If you didn't know that Johnson was a rising star in the crime novel genre, you might mistake the guileless rancher for a hayseed agog in the big city. That is, until he goes inside the museum and wanders around its latest exhibit on presidents and cowboys. Suddenly, Johnson is dropping little nuggets of historical information like a docent. Passing a photo of Bat Masterson, Johnson, 47, reels off the titles of some of the dime novels that the famed western crime-fighter wrote. He's got a few choice factoids on Lyndon B. Johnson and Calvin Coolidge as well.

In "Another Man's Moccasins," Johnson flashes back and forth between present-day Wyoming -- the setting for all four of his novels -- and LBJ-era Vietnam, where Johnson's protagonist, Sheriff Walt Longmire, once served as a Marine investigator during the war. As Longmire, the star of all four Johnson novels, searches for the killer of a Vietnamese girl who's found on the highway in tiny Absaroka County, his past creeps up on him, back to memories of drug runners and prostitutes among the mud and pestilence of Tan Son Nhut and Tet. As Longmire unravels the present-day murder mystery, Johnson uses his parallel stories to ponder racism, redemption and the gravitational pull of the past.

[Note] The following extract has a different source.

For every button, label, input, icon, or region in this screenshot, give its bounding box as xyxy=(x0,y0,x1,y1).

Like the greatest crime novelists, Johnson is a student of human nature. Walt Longmire is strong but fallible, a man whose devil-may-care stoicism masks a heightened sensitivity to the horrors he's witnessed. "Longmire has seen some bad stuff in his life," said Johnson. "I suppose there's a good deal of myself in Walt, but he's unhappier than I am. He certainly believes in the goodness of humankind even as he deals with his share of, for lack of a better word, evil."